I thank the member for his question; it allows me to rehearse history one more time. The number of dental therapists in this country roughly halved. It was a little over 1,000; it fell to 550. The reason for that was that during the 1990s the National Government stopped training dental therapists in this country altogether. I ask members to imagine if we had stopped training brain surgeons or plumbers; well, we did this with dental therapists—we stopped. It was beyond belief. Therefore, the dental clinics closed, the workforce fell further, and the kids’ teeth are suffering. To begin repairing this unbelievable problem one had to open new dental therapy training schools. My colleague the Hon Annette King did that. We have got both of them running, and running hard, and the graduates are starting to come through.
Is it not time the Minister confirmed that despite a high pile of visions, strategies, and reviews, 7 years of promises by the Labour Government, and a former dental nurse having been in charge of health, the lack of progress on addressing oral health problems is best highlighted by a press release from the Prime Minister, Helen Clark, and the Minister of Health, entitled: Labour Revamping Dental Services for Young NZers, dated 31 August 2005—so no progress at all, Minister?

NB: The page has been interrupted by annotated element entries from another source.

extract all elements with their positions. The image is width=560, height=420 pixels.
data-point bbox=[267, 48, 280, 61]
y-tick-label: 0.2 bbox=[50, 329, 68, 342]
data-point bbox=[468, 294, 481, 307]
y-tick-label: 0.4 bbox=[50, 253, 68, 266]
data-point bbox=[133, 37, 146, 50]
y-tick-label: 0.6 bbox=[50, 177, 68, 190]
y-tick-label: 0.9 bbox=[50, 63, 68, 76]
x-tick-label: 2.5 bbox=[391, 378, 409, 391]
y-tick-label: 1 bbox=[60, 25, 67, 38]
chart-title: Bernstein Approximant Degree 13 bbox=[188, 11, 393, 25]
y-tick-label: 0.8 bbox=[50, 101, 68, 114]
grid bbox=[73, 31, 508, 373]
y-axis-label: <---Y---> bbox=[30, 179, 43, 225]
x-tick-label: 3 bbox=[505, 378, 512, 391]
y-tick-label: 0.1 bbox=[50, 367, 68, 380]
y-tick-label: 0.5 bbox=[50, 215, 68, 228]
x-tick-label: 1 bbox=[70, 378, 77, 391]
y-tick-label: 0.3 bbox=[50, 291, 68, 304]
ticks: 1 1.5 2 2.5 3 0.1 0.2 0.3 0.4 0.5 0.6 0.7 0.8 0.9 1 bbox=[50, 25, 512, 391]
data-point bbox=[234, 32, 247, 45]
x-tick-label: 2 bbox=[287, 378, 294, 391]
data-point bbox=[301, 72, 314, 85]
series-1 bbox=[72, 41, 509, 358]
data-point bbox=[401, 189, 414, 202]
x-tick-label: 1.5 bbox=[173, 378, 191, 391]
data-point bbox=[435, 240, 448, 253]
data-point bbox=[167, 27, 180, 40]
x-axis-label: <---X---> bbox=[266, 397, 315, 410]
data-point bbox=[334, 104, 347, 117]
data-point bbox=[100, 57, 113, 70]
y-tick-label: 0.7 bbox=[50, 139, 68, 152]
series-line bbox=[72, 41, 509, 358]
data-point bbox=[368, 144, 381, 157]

It is almost beyond belief, is it not? The long and short of it is that in the Budget that was announced by my colleague in May of this year about $100 million of capital was put on the table, and, as well as that, some operating funding is needed to pay these people whom we have trained. They have just come out of school. Maybe they came out in November last year. Some of them—the first lot—actually came out of the Auckland University of Technology the year before. They have only just arrived in the workforce. We are building dental clinics for them to work in, and as the numbers of dental therapists increase—and they will increase each year—we will have buildings ready for them to go into. That is what good planning is about. Bad planning is when we stop training dental therapists in this country completely.
I seek leave to table the 1-year-old press release from the Prime Minister and the Minister of Health entitled: Labour Revamping Dental Services for Young NZers.
I seek leave to table the verdict of the MidCentral District Health Board Dental Service Clinical Director, Phil Marshall, in yesterday’s Manawatu Standard.